Duos en solitaire dit tout ou presque dans son titre. Pour ce nouvel album, Frédéric Zeitoun a choisi de marier sa voix à celle d’autres grandes figures musicales. Un partage réussi.

Tout est parti d’une discussion avec le producteur Gérard Davoust pour inciter à  la création de ces Duos en solitaire (*). Cela se passait après un concert donné par Frédéric Zeitoun à l’Alhambra en septembre 2017.

Le chanteur évoque les propos alors tenus par Gérard Davoust autour d’un traditionnel dîner : « Voilà cinq mois que tu joues, et la plupart des amis artistes dont tu as croisé un jour la route sont venus chanter en duo avec toi. Michel Fugain, Enrico Macias, Yves Duteil, Marie-Paule Belle, Sanseverion… autant d’instants sur scène, vraiment magiques. Pourquoi ne pas faire un album en duos? » Il ne restait plus qu’à passer à l’acte…

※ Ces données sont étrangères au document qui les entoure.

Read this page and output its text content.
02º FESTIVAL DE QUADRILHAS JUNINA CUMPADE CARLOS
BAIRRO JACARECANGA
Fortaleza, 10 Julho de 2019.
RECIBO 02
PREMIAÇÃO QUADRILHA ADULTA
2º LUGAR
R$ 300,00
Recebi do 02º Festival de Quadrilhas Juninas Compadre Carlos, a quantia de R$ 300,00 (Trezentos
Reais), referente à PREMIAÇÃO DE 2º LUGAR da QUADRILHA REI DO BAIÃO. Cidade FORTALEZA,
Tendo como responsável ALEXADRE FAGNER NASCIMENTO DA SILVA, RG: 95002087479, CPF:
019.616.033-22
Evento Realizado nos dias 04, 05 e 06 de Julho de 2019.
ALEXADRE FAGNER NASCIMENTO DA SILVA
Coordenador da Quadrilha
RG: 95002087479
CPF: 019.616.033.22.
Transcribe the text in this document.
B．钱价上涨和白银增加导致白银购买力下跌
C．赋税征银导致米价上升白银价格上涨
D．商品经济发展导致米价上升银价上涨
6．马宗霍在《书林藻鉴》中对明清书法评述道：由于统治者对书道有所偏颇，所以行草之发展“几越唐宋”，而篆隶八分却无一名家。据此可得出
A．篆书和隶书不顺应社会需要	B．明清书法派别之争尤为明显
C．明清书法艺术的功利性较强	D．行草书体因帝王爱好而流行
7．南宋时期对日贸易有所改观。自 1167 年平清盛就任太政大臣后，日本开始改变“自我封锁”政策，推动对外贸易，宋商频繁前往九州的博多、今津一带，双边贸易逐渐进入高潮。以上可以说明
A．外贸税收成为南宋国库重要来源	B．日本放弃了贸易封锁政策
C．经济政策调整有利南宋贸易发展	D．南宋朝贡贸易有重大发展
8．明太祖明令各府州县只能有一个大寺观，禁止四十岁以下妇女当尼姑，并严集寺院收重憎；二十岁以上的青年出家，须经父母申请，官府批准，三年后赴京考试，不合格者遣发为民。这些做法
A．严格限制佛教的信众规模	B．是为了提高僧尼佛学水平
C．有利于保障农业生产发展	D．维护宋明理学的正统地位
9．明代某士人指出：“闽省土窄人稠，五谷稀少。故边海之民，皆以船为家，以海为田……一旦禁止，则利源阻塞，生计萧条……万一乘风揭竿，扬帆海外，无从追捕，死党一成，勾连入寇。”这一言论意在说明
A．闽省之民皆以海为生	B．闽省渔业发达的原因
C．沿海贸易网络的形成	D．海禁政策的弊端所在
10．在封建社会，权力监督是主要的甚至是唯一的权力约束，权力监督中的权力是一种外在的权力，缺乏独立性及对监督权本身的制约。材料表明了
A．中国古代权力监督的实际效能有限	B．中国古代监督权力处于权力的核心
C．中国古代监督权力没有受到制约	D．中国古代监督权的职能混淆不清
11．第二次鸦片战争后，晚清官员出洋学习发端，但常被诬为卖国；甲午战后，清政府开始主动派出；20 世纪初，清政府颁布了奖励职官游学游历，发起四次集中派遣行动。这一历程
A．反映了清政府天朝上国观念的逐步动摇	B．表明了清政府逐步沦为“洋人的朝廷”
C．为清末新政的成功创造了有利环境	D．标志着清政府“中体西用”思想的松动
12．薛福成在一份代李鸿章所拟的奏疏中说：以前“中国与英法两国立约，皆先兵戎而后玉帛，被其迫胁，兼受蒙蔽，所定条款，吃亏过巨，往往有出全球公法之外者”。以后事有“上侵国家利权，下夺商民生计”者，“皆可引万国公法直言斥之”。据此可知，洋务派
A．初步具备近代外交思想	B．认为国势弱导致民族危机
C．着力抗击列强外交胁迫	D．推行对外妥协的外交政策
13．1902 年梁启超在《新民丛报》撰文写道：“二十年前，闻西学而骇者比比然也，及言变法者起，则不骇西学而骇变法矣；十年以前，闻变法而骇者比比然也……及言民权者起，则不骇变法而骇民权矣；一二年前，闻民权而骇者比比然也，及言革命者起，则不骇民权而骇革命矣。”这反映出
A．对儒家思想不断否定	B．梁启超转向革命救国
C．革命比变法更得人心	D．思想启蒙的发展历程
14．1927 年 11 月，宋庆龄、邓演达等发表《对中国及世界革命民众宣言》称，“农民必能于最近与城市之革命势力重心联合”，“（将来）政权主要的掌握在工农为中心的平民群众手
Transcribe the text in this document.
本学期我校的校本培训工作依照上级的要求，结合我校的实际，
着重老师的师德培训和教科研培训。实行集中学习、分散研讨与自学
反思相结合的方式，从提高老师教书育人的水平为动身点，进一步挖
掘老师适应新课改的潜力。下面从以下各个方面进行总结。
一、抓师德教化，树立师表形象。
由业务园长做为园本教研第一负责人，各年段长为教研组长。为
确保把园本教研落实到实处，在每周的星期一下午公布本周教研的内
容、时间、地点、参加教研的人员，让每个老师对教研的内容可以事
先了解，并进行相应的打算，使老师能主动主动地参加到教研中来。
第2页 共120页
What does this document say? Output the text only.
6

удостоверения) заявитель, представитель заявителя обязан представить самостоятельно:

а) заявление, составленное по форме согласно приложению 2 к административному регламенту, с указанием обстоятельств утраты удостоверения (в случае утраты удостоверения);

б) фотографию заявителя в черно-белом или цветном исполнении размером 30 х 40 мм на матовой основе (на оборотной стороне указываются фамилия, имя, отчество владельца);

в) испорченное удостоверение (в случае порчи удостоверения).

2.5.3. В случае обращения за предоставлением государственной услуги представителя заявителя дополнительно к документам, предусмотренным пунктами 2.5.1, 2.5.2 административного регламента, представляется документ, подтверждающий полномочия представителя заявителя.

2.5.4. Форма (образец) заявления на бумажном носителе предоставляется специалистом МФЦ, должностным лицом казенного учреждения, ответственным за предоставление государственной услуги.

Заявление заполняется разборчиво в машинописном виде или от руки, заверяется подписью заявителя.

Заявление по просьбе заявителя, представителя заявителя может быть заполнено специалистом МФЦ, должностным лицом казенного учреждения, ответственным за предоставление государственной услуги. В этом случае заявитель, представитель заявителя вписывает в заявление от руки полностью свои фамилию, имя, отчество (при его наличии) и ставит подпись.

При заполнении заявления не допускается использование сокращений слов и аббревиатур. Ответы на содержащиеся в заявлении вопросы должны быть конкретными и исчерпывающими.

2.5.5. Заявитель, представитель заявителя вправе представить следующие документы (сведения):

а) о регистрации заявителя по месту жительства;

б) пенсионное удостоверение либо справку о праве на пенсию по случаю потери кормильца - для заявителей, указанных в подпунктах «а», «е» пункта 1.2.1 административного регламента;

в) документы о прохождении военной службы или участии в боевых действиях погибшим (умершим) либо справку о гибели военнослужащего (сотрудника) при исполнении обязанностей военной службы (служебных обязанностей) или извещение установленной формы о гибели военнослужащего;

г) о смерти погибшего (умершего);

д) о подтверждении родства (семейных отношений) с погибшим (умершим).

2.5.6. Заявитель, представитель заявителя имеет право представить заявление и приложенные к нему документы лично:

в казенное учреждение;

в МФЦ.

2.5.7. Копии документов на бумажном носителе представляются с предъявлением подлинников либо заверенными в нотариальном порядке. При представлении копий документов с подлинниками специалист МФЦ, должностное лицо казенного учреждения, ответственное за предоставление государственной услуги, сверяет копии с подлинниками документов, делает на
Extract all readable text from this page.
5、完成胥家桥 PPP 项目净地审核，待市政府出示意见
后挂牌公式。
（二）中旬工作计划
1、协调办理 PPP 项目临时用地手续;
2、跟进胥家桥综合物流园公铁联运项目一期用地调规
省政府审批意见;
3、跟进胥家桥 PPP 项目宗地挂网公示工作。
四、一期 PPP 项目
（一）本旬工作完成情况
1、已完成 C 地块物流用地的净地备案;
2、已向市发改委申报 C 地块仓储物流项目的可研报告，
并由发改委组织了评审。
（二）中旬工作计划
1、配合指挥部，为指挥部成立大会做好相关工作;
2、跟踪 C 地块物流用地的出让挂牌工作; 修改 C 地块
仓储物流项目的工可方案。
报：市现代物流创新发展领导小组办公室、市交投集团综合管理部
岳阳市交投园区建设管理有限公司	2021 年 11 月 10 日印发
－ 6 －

D’emblée, par la présence vocale dès l’ouverture de Charles Aznavour – Bien au contraire fut le dernier duo enregistré par l’artiste avant sa disparition -l’album ne peut que toucher l’auditoire. Il y est question du départ et de l’absence, celle du père de l’artiste en l’occurrence. « Nulle maxime n’empêche le manque » chantent-ils évoquant, dans des formules qui font mouche, ce numéro de mobile qui va désormais sonner dans le vide avant de répondre aux abonnés absents.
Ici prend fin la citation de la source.